Si l’on devait caractériser son œuvre, il faudrait emprunter le mot du compositeur russe Alfred Schnittke, celui de polystylisme dont il fut l’inspirateur au demeurant. Car Serge Prokofiev s’imprégna aussi bien du constructivisme, du classicisme, se fit le promoteur du réalisme-socialiste tout en intégrant à son œuvre les grandes plumes de l’âge d’argent (Biély, Balmont, Akhmatova), absorba le folklore russe et la modernité industrielle, puisa enfin dans la nature. « Oui, j’aime furieusement la diversité partout et en toute chose » écrivait-il ainsi dans son journal en 1910.

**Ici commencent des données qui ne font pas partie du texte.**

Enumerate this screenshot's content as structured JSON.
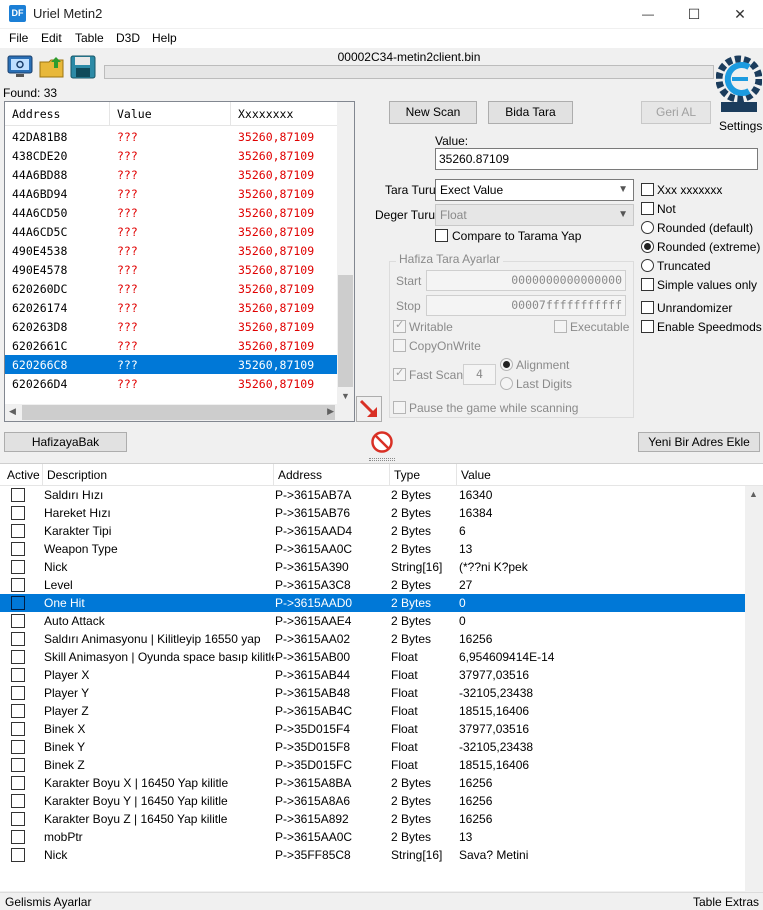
{
  "window": {
    "title": "Uriel Metin2",
    "icon_text": "DF",
    "minimize": "—",
    "maximize": "☐",
    "close": "✕"
  },
  "menu": [
    "File",
    "Edit",
    "Table",
    "D3D",
    "Help"
  ],
  "toolbar": {
    "process_name": "00002C34-metin2client.bin",
    "settings_label": "Settings"
  },
  "found_label": "Found: 33",
  "results": {
    "headers": [
      "Address",
      "Value",
      "Xxxxxxxx"
    ],
    "rows": [
      {
        "address": "42DA81B8",
        "value": "???",
        "previous": "35260,87109"
      },
      {
        "address": "438CDE20",
        "value": "???",
        "previous": "35260,87109"
      },
      {
        "address": "44A6BD88",
        "value": "???",
        "previous": "35260,87109"
      },
      {
        "address": "44A6BD94",
        "value": "???",
        "previous": "35260,87109"
      },
      {
        "address": "44A6CD50",
        "value": "???",
        "previous": "35260,87109"
      },
      {
        "address": "44A6CD5C",
        "value": "???",
        "previous": "35260,87109"
      },
      {
        "address": "490E4538",
        "value": "???",
        "previous": "35260,87109"
      },
      {
        "address": "490E4578",
        "value": "???",
        "previous": "35260,87109"
      },
      {
        "address": "620260DC",
        "value": "???",
        "previous": "35260,87109"
      },
      {
        "address": "62026174",
        "value": "???",
        "previous": "35260,87109"
      },
      {
        "address": "620263D8",
        "value": "???",
        "previous": "35260,87109"
      },
      {
        "address": "6202661C",
        "value": "???",
        "previous": "35260,87109"
      },
      {
        "address": "620266C8",
        "value": "???",
        "previous": "35260,87109"
      },
      {
        "address": "620266D4",
        "value": "???",
        "previous": "35260,87109"
      }
    ],
    "selected_index": 12
  },
  "scan": {
    "new_scan": "New Scan",
    "next_scan": "Bida Tara",
    "undo_scan": "Geri AL",
    "value_label": "Value:",
    "value": "35260.87109",
    "scan_type_label": "Tara Turu",
    "scan_type": "Exect Value",
    "value_type_label": "Deger Turu",
    "value_type": "Float",
    "compare_label": "Compare to Tarama Yap",
    "memory_group_title": "Hafiza Tara Ayarlar",
    "start_label": "Start",
    "start_value": "0000000000000000",
    "stop_label": "Stop",
    "stop_value": "00007fffffffffff",
    "writable": "Writable",
    "executable": "Executable",
    "copy_on_write": "CopyOnWrite",
    "fast_scan": "Fast Scan",
    "fast_scan_value": "4",
    "alignment": "Alignment",
    "last_digits": "Last Digits",
    "pause_game": "Pause the game while scanning"
  },
  "options": {
    "xxx": "Xxx xxxxxxx",
    "not": "Not",
    "rounded_default": "Rounded (default)",
    "rounded_extreme": "Rounded (extreme)",
    "truncated": "Truncated",
    "simple_values": "Simple values only",
    "unrandomizer": "Unrandomizer",
    "speedmods": "Enable Speedmods"
  },
  "bottom_buttons": {
    "memory_view": "HafizayaBak",
    "add_address": "Yeni Bir Adres Ekle"
  },
  "address_table": {
    "headers": [
      "Active",
      "Description",
      "Address",
      "Type",
      "Value"
    ],
    "selected_index": 6,
    "rows": [
      {
        "description": "Saldırı Hızı",
        "address": "P->3615AB7A",
        "type": "2 Bytes",
        "value": "16340"
      },
      {
        "description": "Hareket Hızı",
        "address": "P->3615AB76",
        "type": "2 Bytes",
        "value": "16384"
      },
      {
        "description": "Karakter Tipi",
        "address": "P->3615AAD4",
        "type": "2 Bytes",
        "value": "6"
      },
      {
        "description": "Weapon Type",
        "address": "P->3615AA0C",
        "type": "2 Bytes",
        "value": "13"
      },
      {
        "description": "Nick",
        "address": "P->3615A390",
        "type": "String[16]",
        "value": "(*??ni K?pek"
      },
      {
        "description": "Level",
        "address": "P->3615A3C8",
        "type": "2 Bytes",
        "value": "27"
      },
      {
        "description": "One Hit",
        "address": "P->3615AAD0",
        "type": "2 Bytes",
        "value": "0"
      },
      {
        "description": "Auto Attack",
        "address": "P->3615AAE4",
        "type": "2 Bytes",
        "value": "0"
      },
      {
        "description": "Saldırı Animasyonu | Kilitleyip 16550 yap",
        "address": "P->3615AA02",
        "type": "2 Bytes",
        "value": "16256"
      },
      {
        "description": "Skill Animasyon | Oyunda space basıp kilitle",
        "address": "P->3615AB00",
        "type": "Float",
        "value": "6,954609414E-14"
      },
      {
        "description": "Player X",
        "address": "P->3615AB44",
        "type": "Float",
        "value": "37977,03516"
      },
      {
        "description": "Player Y",
        "address": "P->3615AB48",
        "type": "Float",
        "value": "-32105,23438"
      },
      {
        "description": "Player Z",
        "address": "P->3615AB4C",
        "type": "Float",
        "value": "18515,16406"
      },
      {
        "description": "Binek X",
        "address": "P->35D015F4",
        "type": "Float",
        "value": "37977,03516"
      },
      {
        "description": "Binek Y",
        "address": "P->35D015F8",
        "type": "Float",
        "value": "-32105,23438"
      },
      {
        "description": "Binek Z",
        "address": "P->35D015FC",
        "type": "Float",
        "value": "18515,16406"
      },
      {
        "description": "Karakter Boyu X | 16450 Yap kilitle",
        "address": "P->3615A8BA",
        "type": "2 Bytes",
        "value": "16256"
      },
      {
        "description": "Karakter Boyu Y | 16450 Yap kilitle",
        "address": "P->3615A8A6",
        "type": "2 Bytes",
        "value": "16256"
      },
      {
        "description": "Karakter Boyu Z | 16450 Yap kilitle",
        "address": "P->3615A892",
        "type": "2 Bytes",
        "value": "16256"
      },
      {
        "description": "mobPtr",
        "address": "P->3615AA0C",
        "type": "2 Bytes",
        "value": "13"
      },
      {
        "description": "Nick",
        "address": "P->35FF85C8",
        "type": "String[16]",
        "value": "Sava? Metini"
      }
    ]
  },
  "statusbar": {
    "left": "Gelismis Ayarlar",
    "right": "Table Extras"
  },
  "colors": {
    "selection": "#0078d7",
    "result_value": "#e00000"
  }
}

Les années 1916-1918 demeurent à ce titre parmi les plus prolifiques de son existence. Il y a un siècle, Serge Prokofiev composait sa première symphonie ainsi que son premier concerto pour violon. Ce dernier, relativement classique, se veut moins percutant que ses deux premiers concertos pour piano. « Tout le concerto est un rêve et je pense que le violoniste doit imaginer son archet comme le pinceau d’un peintre, son œil comme la fenêtre d’un conte de fées tout en ayant l’esprit d’un metteur en scène » rappelle Patricia Kopatchinskaja, soliste
internationale. Tout en déployant ce lyrisme omniprésent dans toute l’œuvre de Prokofiev, le concerto pour violon, comme d’ailleurs la première symphonie, ressemblent à des rivières joyeuses lorsque la Suite Scythe (1914-15) s’apparente à un torrent furieux. « Ce concerto possède des éléments d’une pureté issue de sa personnalité et de son côté visionnaire de sa musique » poursuit Patricia Kopatchinskaja.

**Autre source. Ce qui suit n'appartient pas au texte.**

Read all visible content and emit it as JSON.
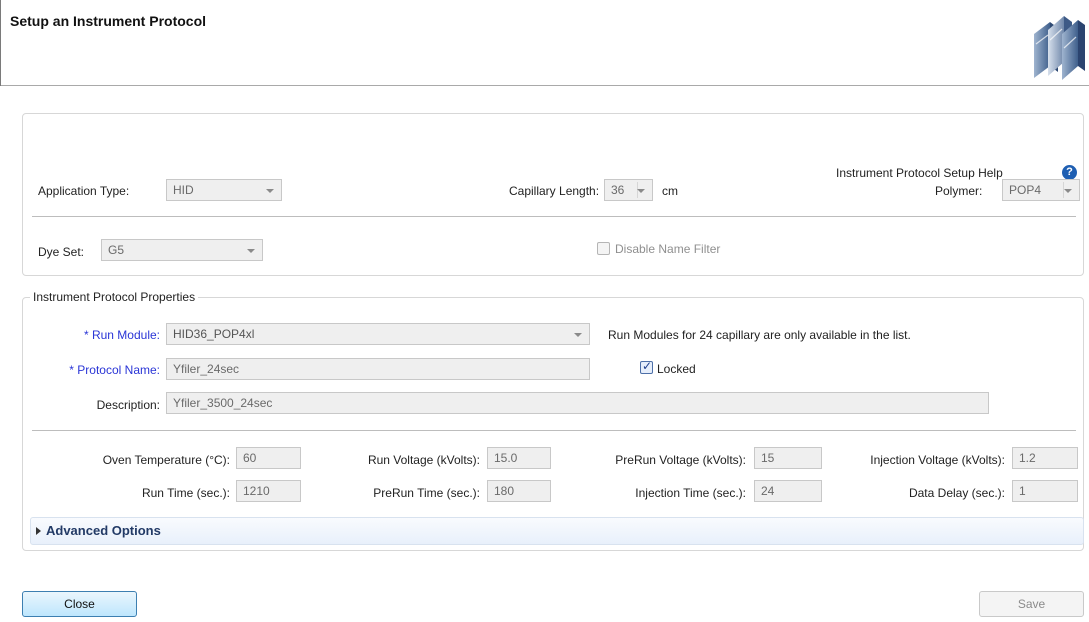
{
  "window": {
    "title": "Setup an Instrument Protocol",
    "logo_icon": "instrument-logo-icon"
  },
  "help": {
    "label": "Instrument Protocol Setup Help",
    "icon": "question-icon"
  },
  "application_type": {
    "label": "Application Type:",
    "value": "HID"
  },
  "capillary_length": {
    "label": "Capillary Length:",
    "value": "36",
    "unit": "cm"
  },
  "polymer": {
    "label": "Polymer:",
    "value": "POP4"
  },
  "dye_set": {
    "label": "Dye Set:",
    "value": "G5"
  },
  "disable_name_filter": {
    "label": "Disable Name Filter",
    "checked": false
  },
  "properties": {
    "legend": "Instrument Protocol Properties",
    "required_marker": "*",
    "run_module": {
      "label": "Run Module:",
      "value": "HID36_POP4xl",
      "note": "Run Modules for 24 capillary are only available in the list."
    },
    "protocol_name": {
      "label": "Protocol Name:",
      "value": "Yfiler_24sec"
    },
    "locked": {
      "label": "Locked",
      "checked": true
    },
    "description": {
      "label": "Description:",
      "value": "Yfiler_3500_24sec"
    }
  },
  "params": {
    "oven_temperature": {
      "label": "Oven Temperature (°C):",
      "value": "60"
    },
    "run_voltage": {
      "label": "Run Voltage (kVolts):",
      "value": "15.0"
    },
    "prerun_voltage": {
      "label": "PreRun Voltage (kVolts):",
      "value": "15"
    },
    "injection_voltage": {
      "label": "Injection Voltage (kVolts):",
      "value": "1.2"
    },
    "run_time": {
      "label": "Run Time (sec.):",
      "value": "1210"
    },
    "prerun_time": {
      "label": "PreRun Time (sec.):",
      "value": "180"
    },
    "injection_time": {
      "label": "Injection Time (sec.):",
      "value": "24"
    },
    "data_delay": {
      "label": "Data Delay (sec.):",
      "value": "1"
    }
  },
  "advanced": {
    "label": "Advanced Options",
    "expanded": false
  },
  "buttons": {
    "close": "Close",
    "save": "Save"
  }
}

Cette première symphonie, avec ce premier mouvement et surtout cette gavotte, est un hommage aux grands maîtres du classicisme que furent Haydn et Mozart. Avec la deuxième symphonie d’inspiration beethovienne et sa cinquième qui rappelle le Parsifal de Wagner, Prokofiev a également inscrit son œuvre dans la lignée des grandes génies mélodiques de l’histoire de la musique. Et c’est ici que réside précisément le génie de Prokofiev. Il a introduit la poésie des anciens dans la forge du 20e siècle à coups de martèlements, d’asymétries et de dissonances, l’a broyé et en a fait du métal, de cet acier
indestructible qui dure éternellement et qui choqua certains de ses contemporains et en fascina d’autres.

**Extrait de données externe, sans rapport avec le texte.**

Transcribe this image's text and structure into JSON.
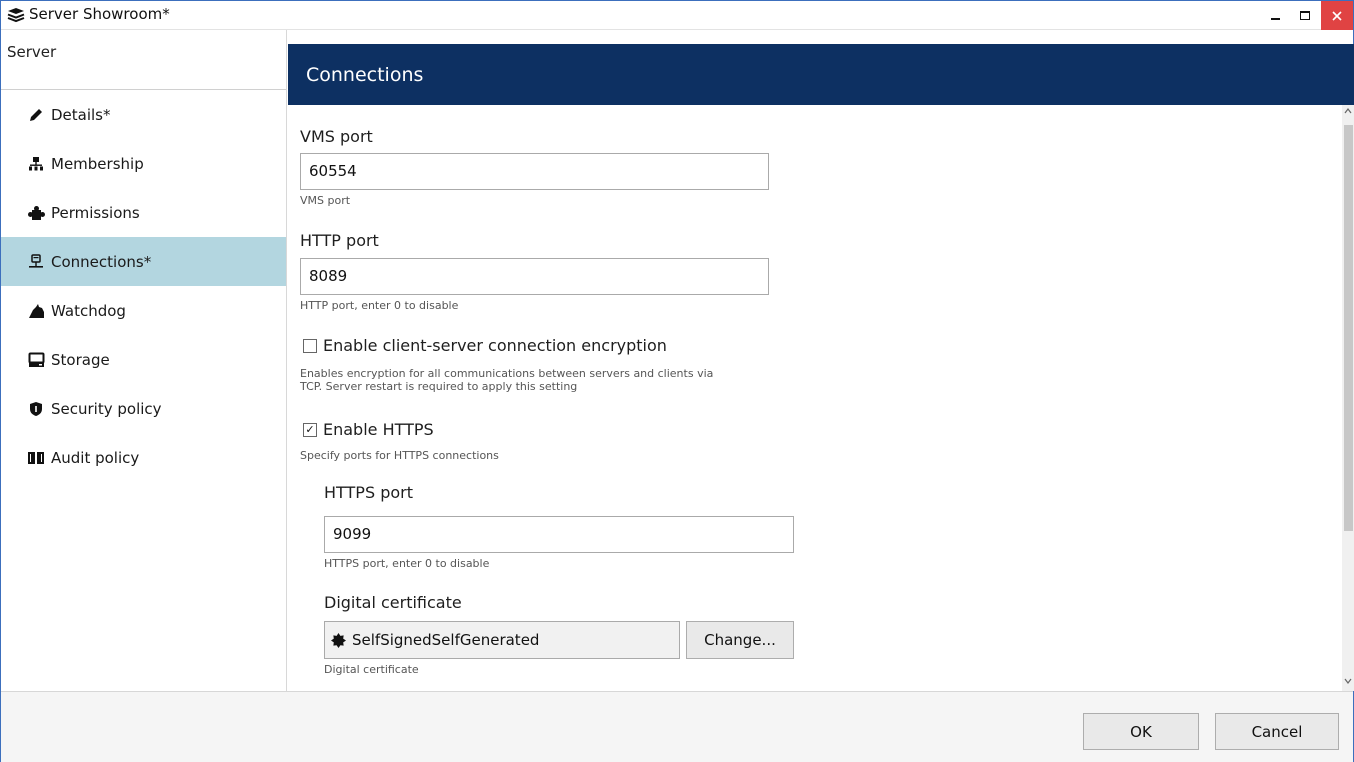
{
  "window": {
    "title": "Server Showroom*"
  },
  "sidebar": {
    "header": "Server",
    "items": [
      {
        "label": "Details*",
        "icon": "pencil-icon",
        "active": false
      },
      {
        "label": "Membership",
        "icon": "hierarchy-icon",
        "active": false
      },
      {
        "label": "Permissions",
        "icon": "puzzle-icon",
        "active": false
      },
      {
        "label": "Connections*",
        "icon": "network-icon",
        "active": true
      },
      {
        "label": "Watchdog",
        "icon": "dog-icon",
        "active": false
      },
      {
        "label": "Storage",
        "icon": "drive-icon",
        "active": false
      },
      {
        "label": "Security policy",
        "icon": "shield-icon",
        "active": false
      },
      {
        "label": "Audit policy",
        "icon": "book-icon",
        "active": false
      }
    ]
  },
  "main": {
    "header": "Connections",
    "vms_port": {
      "label": "VMS port",
      "value": "60554",
      "hint": "VMS port"
    },
    "http_port": {
      "label": "HTTP port",
      "value": "8089",
      "hint": "HTTP port, enter 0 to disable"
    },
    "encryption": {
      "label": "Enable client-server connection encryption",
      "checked": false,
      "hint_line1": "Enables encryption for all communications between servers and clients via",
      "hint_line2": "TCP. Server restart is required to apply this setting"
    },
    "https": {
      "label": "Enable HTTPS",
      "checked": true,
      "checkmark": "✓",
      "hint": "Specify ports for HTTPS connections"
    },
    "https_port": {
      "label": "HTTPS port",
      "value": "9099",
      "hint": "HTTPS port, enter 0 to disable"
    },
    "certificate": {
      "label": "Digital certificate",
      "value": "SelfSignedSelfGenerated",
      "change_label": "Change...",
      "hint": "Digital certificate"
    }
  },
  "footer": {
    "ok_label": "OK",
    "cancel_label": "Cancel"
  },
  "colors": {
    "header_bg": "#0d3062",
    "active_item_bg": "#b3d6e0",
    "close_button_bg": "#e04343"
  }
}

Tous ces éléments forment une musique unique animée d’une
énergie incandescente qui a pour but d’interpeller et de provoquer quelque chose chez son auditeur, sans jamais tomber dans la banalité. « Certains considèrent la musique de Prokofiev comme extrêmement forte. D’autres, en revanche la perçoivent difficile et le public peut parfois la juger inamicale » résume le chef d’orchestre ukrainien Kirill
Karabits. Véritable héraut d’une modernité qu’il défendit par-dessus tout et qui convainquit les plus grands interprètes de son temps, de
Maria Yudina à Mstislav Rostropovitch en passant par David
Oïstrakh et Sviatoslav Richter, Serge Prokofiev demeurera un
compositeur aux multiples facettes. Cette formidable complexité se retrouve aujourd’hui dans sa musique, irrémédiablement unique.

A écouter : 

Prokofiev symphonies 1-7, Bournemouth Symphony Orchestra,
dir. Kirill Karabits, Onyx Classics

Prokofiev concerto pour violon, Patricia Kopatchinskja,
London Philharmonic Orchestra,
dir. Vladimir Jurowski, Naïve, 2013.